A consulente informa, ainda, que, “apesar de já se encontrar em operação, a empresa nunca havia pago ICMS sobre suas operações de vendas de mercadorias, pois o valor pago no desembaraço sempre foi maior que o valor apurado na saída das mesmas. Com isso, a média solicitada no projeto foi zero, haja vista que nunca houve apuração de ICMS efetivamente pago nas saídas interestaduais”.
Não obstante o cálculo da média apresentado pela consulente, resultante em um valor correspondente a “zero”, a Gerência de Controle de Incentivos Fiscais desta Secretaria, em atendimento ao Despacho nº 2..............., da Superintendência do Produzir/Fomentar, no Processo de nº ....................................., elaborou o Cálculo da Média do ICMS nº 011/12, às fls. 29, apresentando um valor equivalente a R$ ..................
Diante do valor da média do ICMS incidente nas operações interestaduais apresentado pela GCIF, a consulente formulou pedido de refazimento do referido cálculo perante a Gerência de Análise de Projetos da Superintendência do Produzir/Fomentar, da Secretaria de Indústria e Comércio, pedido este analisado mediante a emissão do Parecer de fls. ... a ..., pela Gerência de Controle de Incentivos Fiscais, o qual concluiu pela manutenção do valor apurado no Cálculo da Média do ICMS nº 011/12, de 21 de maio de 2012, para efeito de enquadramento no incentivo COMEXPRODUZIR.
Irresignada, a consulente formalizou a presente consulta, pontuando suas indagações nos seguintes termos:
1 – A legislação a ser utilizada para o cálculo da média de ICMS, para fins de cadastramento no COMEXPRODUZIR, modalidade expansão, são o art. 4º da Lei nº 14.186/02 e o art. 4º, inciso II, § 2º do Decreto nº 5.686/02?
2 – Há alguma previsão legal para o cálculo da média de ICMS com a utilização do art. 5º do Decreto nº 5.686/02, retroativamente aos 12 meses anteriores à data da solicitação de cadastramento no COMEXPRODUZIR?

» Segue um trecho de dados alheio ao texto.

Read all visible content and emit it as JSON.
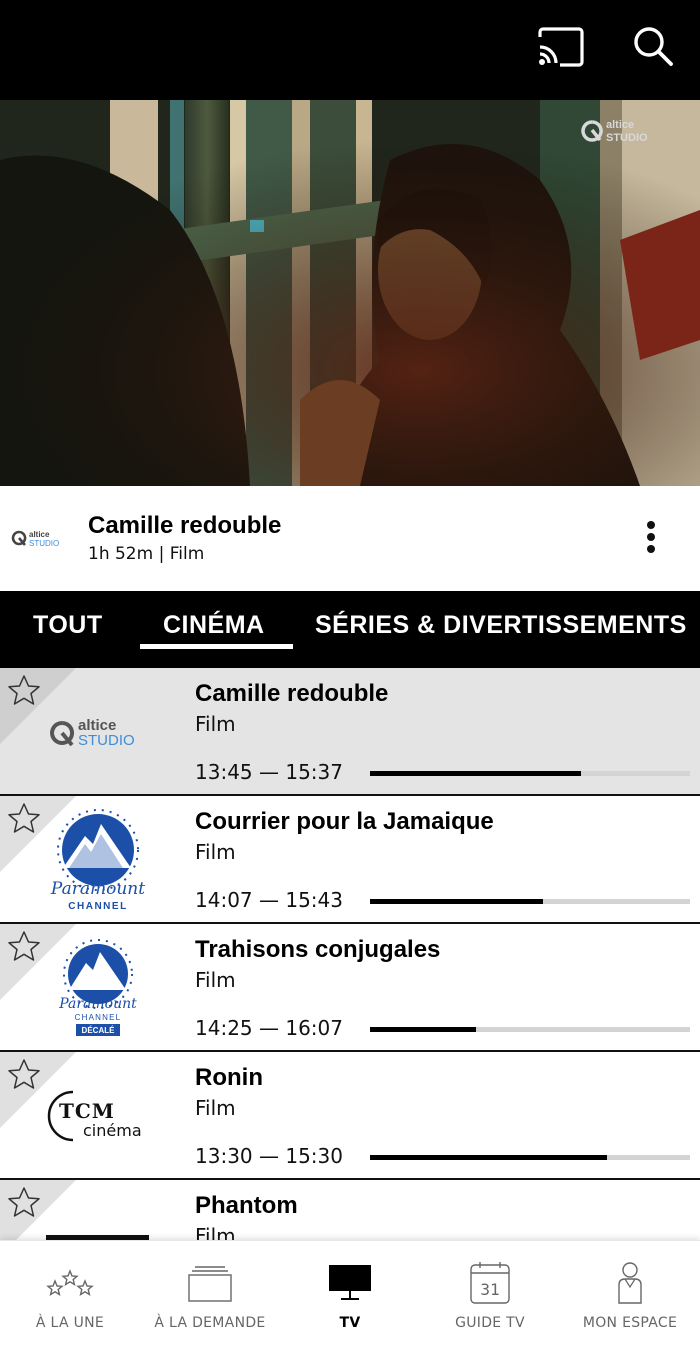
{
  "header": {
    "cast_icon": "cast-icon",
    "search_icon": "search-icon"
  },
  "player": {
    "watermark_brand": "altice STUDIO"
  },
  "now_playing": {
    "channel": "altice STUDIO",
    "title": "Camille redouble",
    "meta": "1h 52m | Film",
    "more_icon": "more-vertical-icon"
  },
  "tabs": [
    {
      "label": "TOUT"
    },
    {
      "label": "CINÉMA",
      "selected": true
    },
    {
      "label": "SÉRIES & DIVERTISSEMENTS"
    }
  ],
  "programs": [
    {
      "channel": "altice STUDIO",
      "title": "Camille redouble",
      "genre": "Film",
      "time": "13:45 — 15:37",
      "progress": 0.66,
      "active": true
    },
    {
      "channel": "Paramount CHANNEL",
      "title": "Courrier pour la Jamaique",
      "genre": "Film",
      "time": "14:07 — 15:43",
      "progress": 0.54,
      "active": false
    },
    {
      "channel": "Paramount CHANNEL DÉCALÉ",
      "title": "Trahisons conjugales",
      "genre": "Film",
      "time": "14:25 — 16:07",
      "progress": 0.33,
      "active": false
    },
    {
      "channel": "TCM cinéma",
      "title": "Ronin",
      "genre": "Film",
      "time": "13:30 — 15:30",
      "progress": 0.74,
      "active": false
    },
    {
      "channel": "",
      "title": "Phantom",
      "genre": "Film",
      "time": "",
      "progress": null,
      "active": false
    }
  ],
  "bottom_nav": [
    {
      "label": "À LA UNE",
      "icon": "stars-icon"
    },
    {
      "label": "À LA DEMANDE",
      "icon": "library-icon"
    },
    {
      "label": "TV",
      "icon": "tv-icon",
      "selected": true
    },
    {
      "label": "GUIDE TV",
      "icon": "calendar-icon",
      "day": "31"
    },
    {
      "label": "MON ESPACE",
      "icon": "person-icon"
    }
  ],
  "colors": {
    "background": "#ffffff",
    "bars": "#000000",
    "active_row": "#e4e4e4",
    "paramount_blue": "#1b4fa8",
    "altice_grey": "#5b5b5b",
    "altice_blue": "#3d8ed8"
  }
}
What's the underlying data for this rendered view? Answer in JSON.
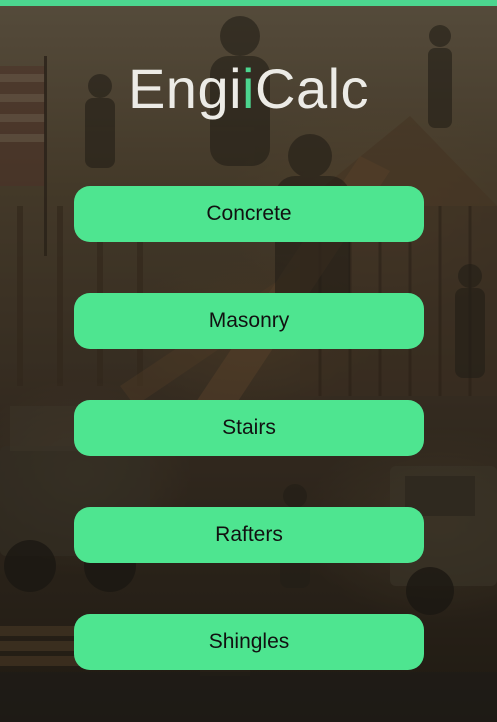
{
  "app": {
    "title_part1": "Engi",
    "title_accent": "i",
    "title_part2": "Calc",
    "accent_color": "#4cd68f",
    "button_color": "#4ee590"
  },
  "menu": {
    "items": [
      {
        "label": "Concrete"
      },
      {
        "label": "Masonry"
      },
      {
        "label": "Stairs"
      },
      {
        "label": "Rafters"
      },
      {
        "label": "Shingles"
      }
    ]
  }
}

O incentivo COMEXPRODUZIR, Subprograma do Programa de Desenvolvimento Industrial de Goiás - PRODUZIR, foi instituído pela Lei n° 14.186, de 27 de junho de 2002, e regulamentado pelo Decreto n° 5.686, de 02 de dezembro de 2002, com o objetivo de apoiar, por meio da concessão de crédito outorgado, operações de comércio exterior realizadas por empresa comercial importadora e exportadora, inclusive por “trading company”, que opere, exclusiva ou preponderantemente com essas operações, por intermédio de estrutura portuária de zona secundária localizada no Estado de Goiás (art. 1°, parágrafo único, Lei n° 14.186/2002; art. 2°, Decreto n° 5.686/2002).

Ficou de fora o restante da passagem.